A vrai dire, et vu d'ici, il me semble que l'équipe au pouvoir a été élue sur base de la pire campagne démagogique que l'on ait jamais vue :
- en promettant tout à tout le monde, tout simplement ... et chacun alors entend ce qu'il veut entendre.
- en utilisant au mieux les médias (complices "naturels"), contrôlés par le pouvoir de l'argent.
A vrai dire, je pense quand même que ce qui a amené l'équipe actuelle au pouvoir, c'est le spectacle affligeant fourni par l'opposition. :(
Rappelons-nous qu'en début de campagne, les sondages ne donnaient aucune chance au président actuel ... ce qui est une bonne indication finalement de la "pensée profonde" du peuple, avant le matraquage publicitaire et le suicide politique de la gauche, étalé en public.

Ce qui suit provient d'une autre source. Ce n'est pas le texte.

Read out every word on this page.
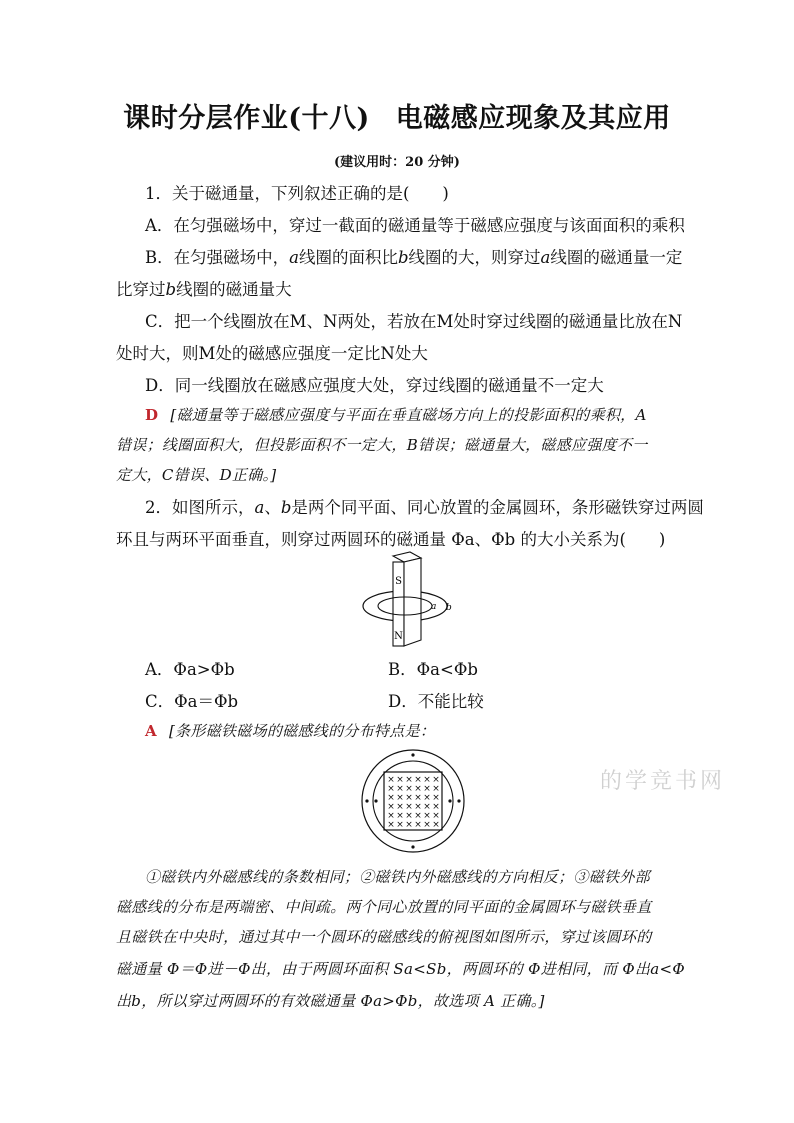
课时分层作业(十八) 电磁感应现象及其应用
(建议用时：20 分钟)
1．关于磁通量，下列叙述正确的是(　　)
A．在匀强磁场中，穿过一截面的磁通量等于磁感应强度与该面面积的乘积
B．在匀强磁场中，a线圈的面积比b线圈的大，则穿过a线圈的磁通量一定
比穿过b线圈的磁通量大
C．把一个线圈放在M、N两处，若放在M处时穿过线圈的磁通量比放在N
处时大，则M处的磁感应强度一定比N处大
D．同一线圈放在磁感应强度大处，穿过线圈的磁通量不一定大
D [磁通量等于磁感应强度与平面在垂直磁场方向上的投影面积的乘积，A
错误；线圈面积大，但投影面积不一定大，B错误；磁通量大，磁感应强度不一
定大，C错误、D正确。]
2．如图所示，a、b是两个同平面、同心放置的金属圆环，条形磁铁穿过两圆
环且与两环平面垂直，则穿过两圆环的磁通量 Φa、Φb 的大小关系为(　　)
S
N
a b
A．Φa>Φb	B．Φa<Φb
C．Φa＝Φb	D．不能比较
A [条形磁铁磁场的磁感线的分布特点是：
× × × × × ×
× × × × × ×
× × × × × ×
× × × × × ×
× × × × × ×
× × × × × ×
的学竞书网
①磁铁内外磁感线的条数相同；②磁铁内外磁感线的方向相反；③磁铁外部
磁感线的分布是两端密、中间疏。两个同心放置的同平面的金属圆环与磁铁垂直
且磁铁在中央时，通过其中一个圆环的磁感线的俯视图如图所示，穿过该圆环的
磁通量 Φ＝Φ进－Φ出，由于两圆环面积 Sa<Sb，两圆环的 Φ进相同，而 Φ出a<Φ
出b，所以穿过两圆环的有效磁通量 Φa>Φb，故选项 A 正确。]
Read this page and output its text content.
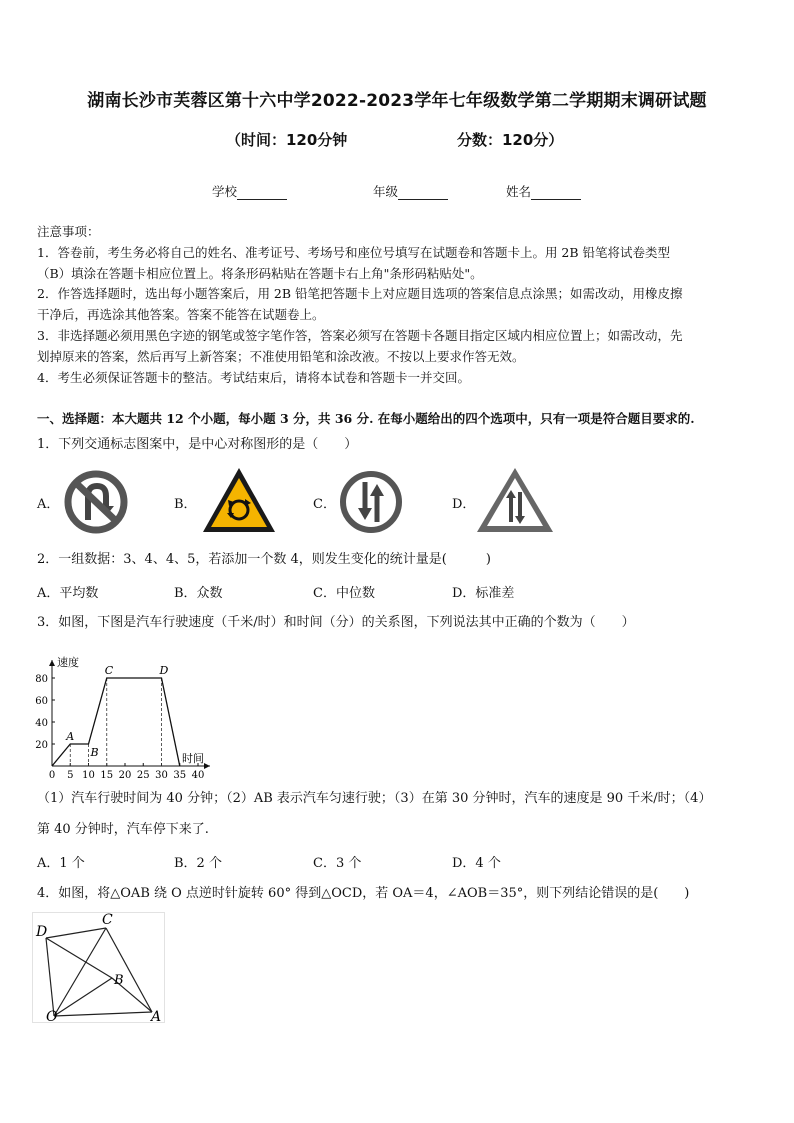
湖南长沙市芙蓉区第十六中学2022-2023学年七年级数学第二学期期末调研试题
（时间：120分钟	分数：120分）
学校	年级	姓名

注意事项：

1．答卷前，考生务必将自己的姓名、准考证号、考场号和座位号填写在试题卷和答题卡上。用 2B 铅笔将试卷类型

（B）填涂在答题卡相应位置上。将条形码粘贴在答题卡右上角"条形码粘贴处"。

2．作答选择题时，选出每小题答案后，用 2B 铅笔把答题卡上对应题目选项的答案信息点涂黑；如需改动，用橡皮擦

干净后，再选涂其他答案。答案不能答在试题卷上。

3．非选择题必须用黑色字迹的钢笔或签字笔作答，答案必须写在答题卡各题目指定区域内相应位置上；如需改动，先

划掉原来的答案，然后再写上新答案；不准使用铅笔和涂改液。不按以上要求作答无效。

4．考生必须保证答题卡的整洁。考试结束后，请将本试卷和答题卡一并交回。

一、选择题：本大题共 12 个小题，每小题 3 分，共 36 分. 在每小题给出的四个选项中，只有一项是符合题目要求的.
1．下列交通标志图案中，是中心对称图形的是（　　）
A．	B．	C．	D．
2．一组数据：3、4、4、5，若添加一个数 4，则发生变化的统计量是(　　　)
A．平均数	B．众数	C．中位数	D．标准差
3．如图，下图是汽车行驶速度（千米/时）和时间（分）的关系图，下列说法其中正确的个数为（　　）
速度
时间
0 5 10 15 20 25 30 35 40
20
40
60
80
A
B
C	D
（1）汽车行驶时间为 40 分钟；（2）AB 表示汽车匀速行驶；（3）在第 30 分钟时，汽车的速度是 90 千米/时；（4）
第 40 分钟时，汽车停下来了.
A．1 个	B．2 个	C．3 个	D．4 个
4．如图，将△OAB 绕 O 点逆时针旋转 60° 得到△OCD，若 OA＝4，∠AOB＝35°，则下列结论错误的是(　　)
D
C
B
O	A
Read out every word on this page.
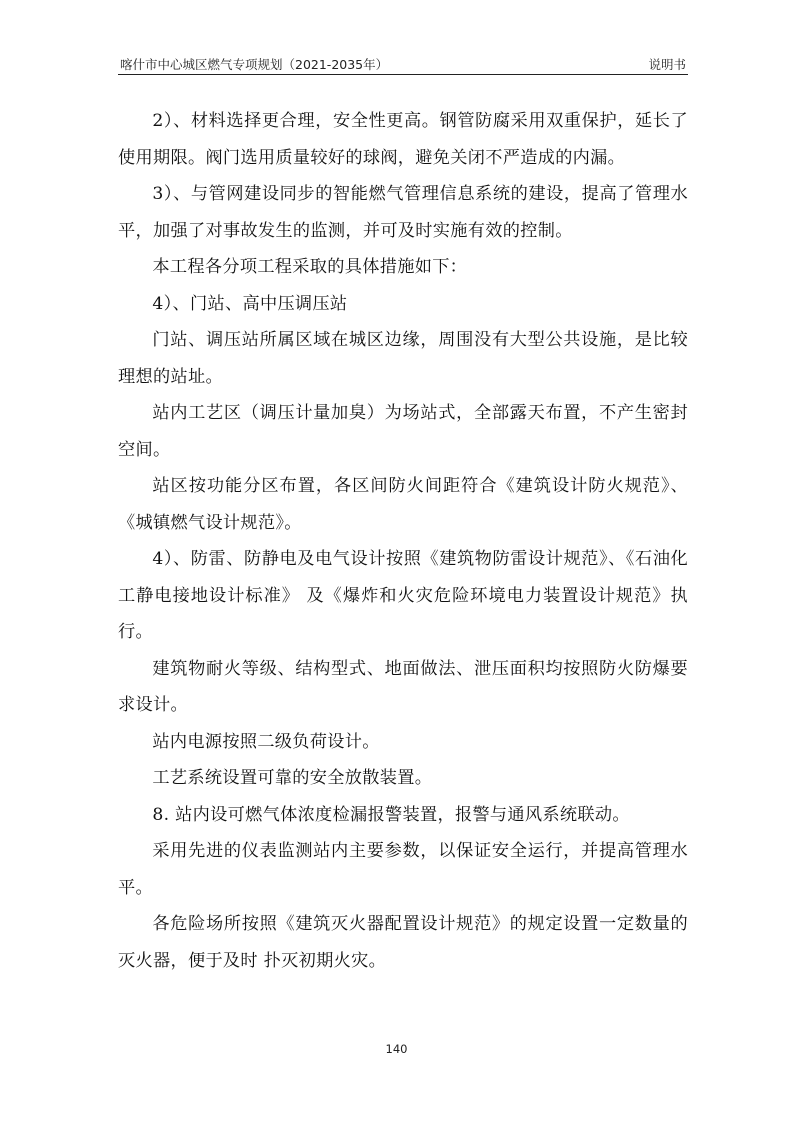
喀什市中心城区燃气专项规划（2021-2035年）	说明书

2）、材料选择更合理，安全性更高。钢管防腐采用双重保护，延长了使用期限。阀门选用质量较好的球阀，避免关闭不严造成的内漏。

3）、与管网建设同步的智能燃气管理信息系统的建设，提高了管理水平，加强了对事故发生的监测，并可及时实施有效的控制。

本工程各分项工程采取的具体措施如下：

4）、门站、高中压调压站

门站、调压站所属区域在城区边缘，周围没有大型公共设施，是比较理想的站址。

站内工艺区（调压计量加臭）为场站式，全部露天布置，不产生密封空间。

站区按功能分区布置，各区间防火间距符合《建筑设计防火规范》、《城镇燃气设计规范》。

4）、防雷、防静电及电气设计按照《建筑物防雷设计规范》、《石油化工静电接地设计标准》 及《爆炸和火灾危险环境电力装置设计规范》执行。

建筑物耐火等级、结构型式、地面做法、泄压面积均按照防火防爆要求设计。

站内电源按照二级负荷设计。

工艺系统设置可靠的安全放散装置。

8. 站内设可燃气体浓度检漏报警装置，报警与通风系统联动。

采用先进的仪表监测站内主要参数，以保证安全运行，并提高管理水平。

各危险场所按照《建筑灭火器配置设计规范》的规定设置一定数量的灭火器，便于及时 扑灭初期火灾。

140
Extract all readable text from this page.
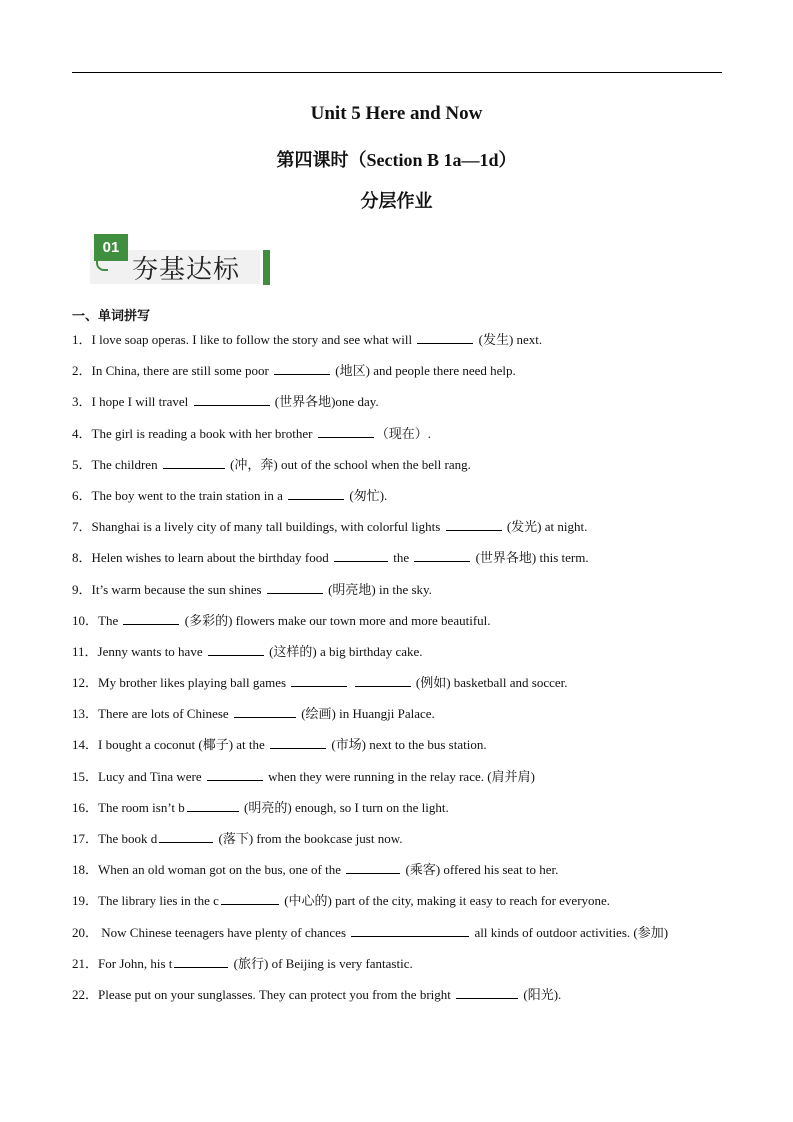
Unit 5 Here and Now
第四课时（Section B 1a—1d）
分层作业
01
夯基达标
一、单词拼写
1．I love soap operas. I like to follow the story and see what will	(发生) next.
2．In China, there are still some poor	(地区) and people there need help.
3．I hope I will travel	(世界各地)one day.
4．The girl is reading a book with her brother	（现在）.
5．The children	(冲，奔) out of the school when the bell rang.
6．The boy went to the train station in a	(匆忙).
7．Shanghai is a lively city of many tall buildings, with colorful lights	(发光) at night.
8．Helen wishes to learn about the birthday food	the	(世界各地) this term.
9．It’s warm because the sun shines	(明亮地) in the sky.
10．The	(多彩的) flowers make our town more and more beautiful.
11．Jenny wants to have	(这样的) a big birthday cake.
12．My brother likes playing ball games	(例如) basketball and soccer.
13．There are lots of Chinese	(绘画) in Huangji Palace.
14．I bought a coconut (椰子) at the	(市场) next to the bus station.
15．Lucy and Tina were	when they were running in the relay race. (肩并肩)
16．The room isn’t b	(明亮的) enough, so I turn on the light.
17．The book d	(落下) from the bookcase just now.
18．When an old woman got on the bus, one of the	(乘客) offered his seat to her.
19．The library lies in the c	(中心的) part of the city, making it easy to reach for everyone.
20． Now Chinese teenagers have plenty of chances	all kinds of outdoor activities. (参加)
21．For John, his t	(旅行) of Beijing is very fantastic.
22．Please put on your sunglasses. They can protect you from the bright	(阳光).
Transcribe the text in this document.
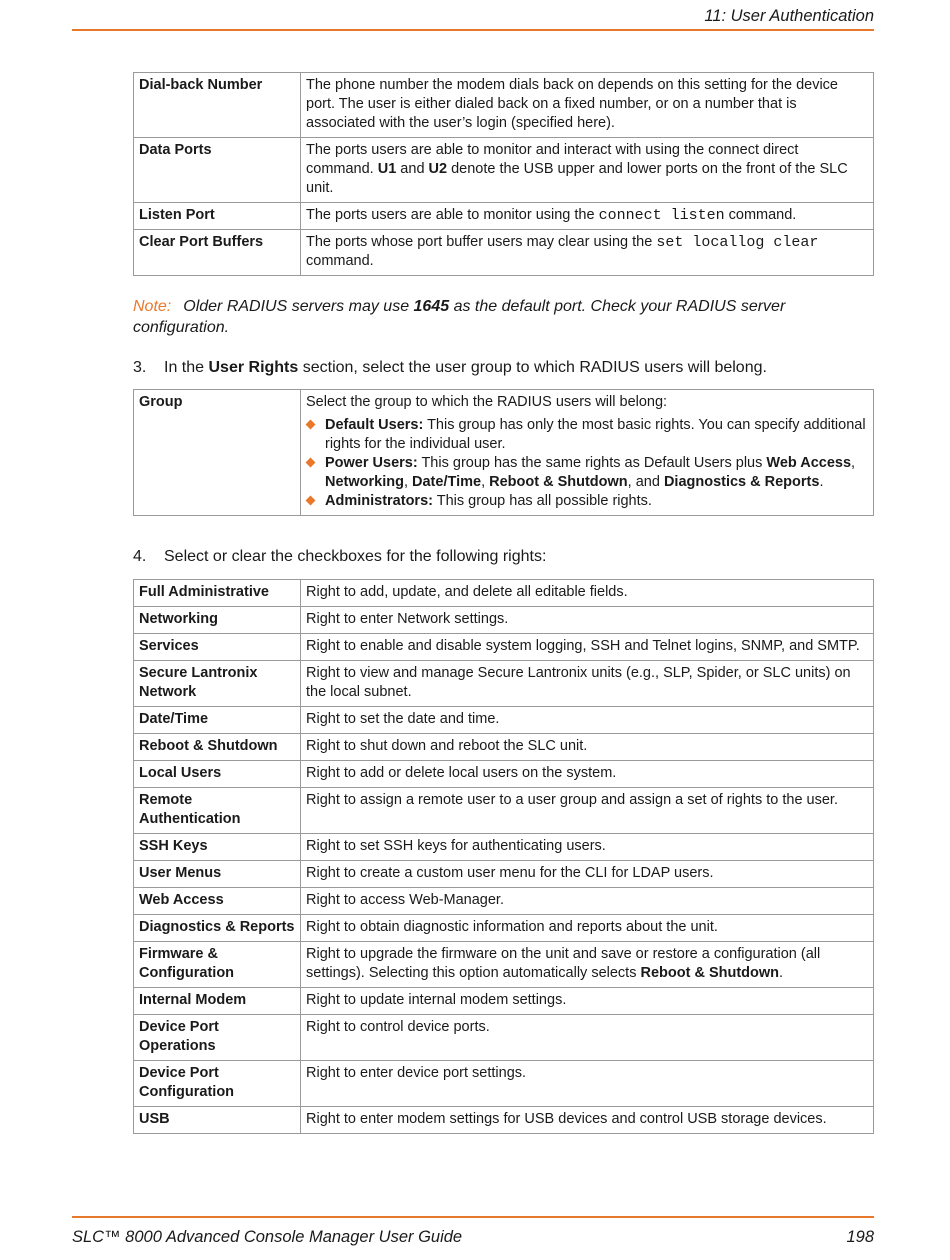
11: User Authentication
Dial-back Number	The phone number the modem dials back on depends on this setting for the device port. The user is either dialed back on a fixed number, or on a number that is associated with the user’s login (specified here).
Data Ports	The ports users are able to monitor and interact with using the connect direct command. U1 and U2 denote the USB upper and lower ports on the front of the SLC unit.
Listen Port	The ports users are able to monitor using the connect listen command.
Clear Port Buffers	The ports whose port buffer users may clear using the set locallog clear command.
Note: Older RADIUS servers may use 1645 as the default port. Check your RADIUS server configuration.
3. In the User Rights section, select the user group to which RADIUS users will belong.
Group	Select the group to which the RADIUS users will belong:
Default Users: This group has only the most basic rights. You can specify additional rights for the individual user.
Power Users: This group has the same rights as Default Users plus Web Access, Networking, Date/Time, Reboot & Shutdown, and Diagnostics & Reports.
Administrators: This group has all possible rights.
4. Select or clear the checkboxes for the following rights:
Full Administrative	Right to add, update, and delete all editable fields.
Networking	Right to enter Network settings.
Services	Right to enable and disable system logging, SSH and Telnet logins, SNMP, and SMTP.
Secure Lantronix Network	Right to view and manage Secure Lantronix units (e.g., SLP, Spider, or SLC units) on the local subnet.
Date/Time	Right to set the date and time.
Reboot & Shutdown	Right to shut down and reboot the SLC unit.
Local Users	Right to add or delete local users on the system.
Remote Authentication	Right to assign a remote user to a user group and assign a set of rights to the user.
SSH Keys	Right to set SSH keys for authenticating users.
User Menus	Right to create a custom user menu for the CLI for LDAP users.
Web Access	Right to access Web-Manager.
Diagnostics & Reports	Right to obtain diagnostic information and reports about the unit.
Firmware & Configuration	Right to upgrade the firmware on the unit and save or restore a configuration (all settings). Selecting this option automatically selects Reboot & Shutdown.
Internal Modem	Right to update internal modem settings.
Device Port Operations	Right to control device ports.
Device Port Configuration	Right to enter device port settings.
USB	Right to enter modem settings for USB devices and control USB storage devices.
SLC™ 8000 Advanced Console Manager User Guide	198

Quel choix le citoyen français avait-il?
Dans un contexte pareil, je ne crois pas que l'on puisse reprocher aux vôtants d'avoir été bernés ...
Finalement, la démocratie de s'exprime pas que par le vote, une fois tous les cinq ans, mais aussi par des manifestations concrètes de soutient ou de désaccord avec les dirigeants, sur telle ou telle action ou décision gouvernementale. Que ce soit une "votation" parallèle ou des manifs, ou des grèves ...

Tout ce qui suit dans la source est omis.